4.  GET OUT : Staying isolated is one of the worst things you can do. I am guilty of this and still struggle with this.  As much as possible, resume your normal activities and routines. Structure can provide feelings of security as you slowly regain your sense of stability.  Having kids certainly helped me with this...I HAD to get out of bed and get them off to school or drive them to their activities or set up play dates.  So that helps.  I still struggle with wanting to do anything with friends.  For me, I've just been starting small.  Going to lunch during the day while my husband is working.  Or resuming contact with friends through social media.  Small is better than nothing, right?

5. TAKE CARE OF YOURSELF : Recovery is a process.
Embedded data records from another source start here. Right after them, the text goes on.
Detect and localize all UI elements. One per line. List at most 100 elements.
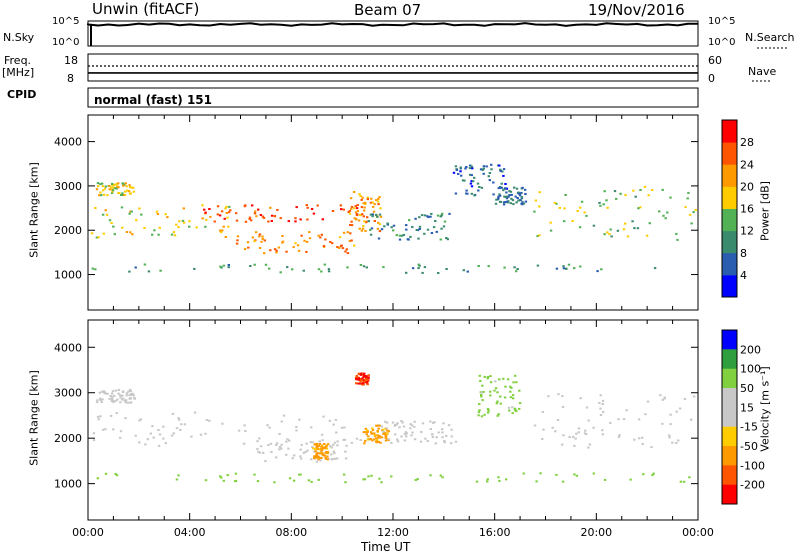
- date-title: 19/Nov/2016: [588, 1, 685, 19]
- power-cell: [188, 225, 191, 228]
- velocity-cell: [325, 447, 329, 450]
- velocity-cell: [370, 432, 373, 435]
- power-cell: [362, 215, 365, 218]
- velocity-cell: [318, 452, 322, 455]
- power-cell: [521, 203, 524, 206]
- power-colorbar-tick-label: 8: [740, 247, 747, 260]
- velocity-cell: [313, 457, 316, 460]
- power-cell: [448, 212, 451, 215]
- velocity-cell: [164, 442, 167, 445]
- velocity-cell: [577, 431, 580, 434]
- velocity-cell: [503, 396, 507, 399]
- power-cell: [470, 165, 473, 168]
- velocity-cell: [362, 379, 365, 382]
- power-cell: [306, 206, 309, 209]
- power-cell: [477, 265, 480, 267]
- velocity-cell: [601, 403, 604, 405]
- velocity-cell: [317, 478, 320, 481]
- velocity-cell: [380, 436, 384, 439]
- velocity-cell: [335, 431, 338, 434]
- power-cell: [273, 248, 277, 251]
- velocity-cell: [306, 449, 309, 452]
- velocity-cell: [365, 380, 368, 383]
- power-cell: [308, 237, 312, 240]
- velocity-cell: [504, 385, 507, 388]
- power-cell: [432, 226, 436, 229]
- velocity-cell: [103, 391, 107, 394]
- velocity-cell: [443, 441, 446, 444]
- power-cell: [457, 173, 460, 175]
- power-cell: [248, 217, 251, 220]
- power-cell: [538, 205, 541, 208]
- velocity-cell: [450, 435, 453, 438]
- velocity-cell: [642, 473, 645, 476]
- velocity-cell: [312, 447, 315, 450]
- power-cell: [487, 175, 490, 178]
- velocity-cell: [671, 441, 674, 444]
- power-cell: [508, 194, 511, 197]
- velocity-cell: [179, 428, 182, 431]
- power-cell: [120, 194, 124, 196]
- power-cell: [468, 173, 472, 176]
- power-cell: [359, 264, 363, 266]
- power-cell: [375, 213, 378, 216]
- velocity-cell: [429, 428, 432, 430]
- power-cell: [555, 202, 558, 205]
- velocity-cell: [299, 455, 302, 458]
- velocity-cell: [115, 474, 119, 477]
- power-cell: [188, 220, 191, 223]
- velocity-cell: [367, 376, 370, 379]
- velocity-cell: [496, 414, 499, 417]
- velocity-cell: [592, 472, 595, 475]
- velocity-colorbar-tick-label: -100: [740, 459, 765, 472]
- power-cell: [440, 214, 443, 217]
- power-cell: [247, 246, 250, 249]
- velocity-cell: [555, 473, 558, 476]
- velocity-cell: [295, 429, 298, 432]
- velocity-cell: [509, 390, 512, 393]
- velocity-colorbar: [722, 330, 737, 505]
- power-colorbar-segment: [722, 142, 737, 165]
- velocity-cell: [556, 419, 560, 421]
- velocity-cell: [598, 402, 601, 404]
- velocity-cell: [688, 476, 691, 479]
- velocity-cell: [112, 401, 115, 404]
- velocity-cell: [661, 422, 664, 425]
- velocity-cell: [400, 420, 403, 422]
- power-cell: [98, 194, 101, 197]
- velocity-cell: [334, 457, 337, 460]
- velocity-cell: [114, 399, 117, 402]
- velocity-cell: [362, 380, 365, 383]
- power-cell: [377, 197, 380, 200]
- velocity-cell: [413, 438, 417, 441]
- velocity-cell: [535, 480, 538, 483]
- power-cell: [619, 192, 622, 195]
- power-cell: [573, 267, 576, 270]
- velocity-cell: [205, 419, 209, 421]
- power-cell: [476, 182, 480, 185]
- velocity-cell: [363, 442, 366, 445]
- velocity-cell: [332, 423, 335, 426]
- velocity-colorbar-tick-label: -200: [740, 479, 765, 492]
- power-cell: [455, 169, 459, 171]
- power-cell: [345, 248, 348, 251]
- power-cell: [128, 184, 131, 187]
- velocity-cell: [293, 454, 296, 457]
- velocity-cell: [375, 424, 378, 427]
- power-cell: [358, 213, 362, 216]
- power-cell: [358, 193, 361, 196]
- velocity-cell: [373, 432, 376, 435]
- velocity-cell: [111, 390, 115, 393]
- velocity-cell: [114, 389, 117, 392]
- power-cell: [361, 196, 364, 199]
- velocity-cell: [361, 377, 364, 380]
- power-cell: [349, 197, 353, 200]
- velocity-cell: [326, 458, 329, 461]
- power-cell: [181, 219, 185, 222]
- velocity-cell: [380, 481, 383, 484]
- power-cell: [579, 206, 582, 209]
- power-cell: [505, 187, 509, 190]
- power-cell: [511, 199, 515, 202]
- velocity-cell: [692, 395, 696, 398]
- velocity-cell: [365, 381, 369, 384]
Even if your pain isn't physical, you still need to give yourself the proper rest, nutrition and exercise.  I also still struggle with this one. At least the exercise part.  I DO know how important it is.  And I have been sure to encourage my husband to keep up with his exercising...it has made a world of difference for his depression.  As far as sleeping goes, I have taken IB Profin PMs every night since the day I found out.  I find that if I don't take them, I can't sleep and if I can't sleep I am up all night reliving the betrayal in my mind.  Sleep is important and I have been told it is ok to take those as long as I need to.

6. REMOVE TRIGGERS : Become aware of your emotional triggers and learn to cope with them creatively. You may have a flashback to your trauma by engaging in a similar activity, going to a similar place, seeing, hearing, smelling, tasting or feeling something that reminds you of the original trauma. The best way to cope is to remove any triggers that you can.  It helped me to explain to my husband what these triggers are so he could also be more sensitive. Another way to cope with this is to recognize that you are experiencing an emotional trigger and engage in positive self-talk (e.g., “This is frightening but I am safe now.”)  I have to admit that I'm not so great with the self-talk, but I know it works for a lot of people.

7. THINK POSITIVE : For every hurting and negative thought you have, tell yourself you need to think of 3 positive ones.  What are you grateful for? What do you love? What are the GOOD things in your relationship?  What are your favorite memories of you and your husband together?  Go outside and feel the sunshine and breath the fresh air.  Say a prayer.  Read your scriptures.  Find an inspirational quote to read. Listen to a song that makes you happy.  This will keep you from dwelling on the hurt and sinking into an endless pit of despair.

8. BE PATIENT:  Healing takes time. Your recovery will have it’s ups and downs. It is what it is and there is no magical cure.  As much as you want it to, it can't be fixed in a day.  So be patient with yourself.

For those that are religious, Christ can heal your heart as well. Good luck to you.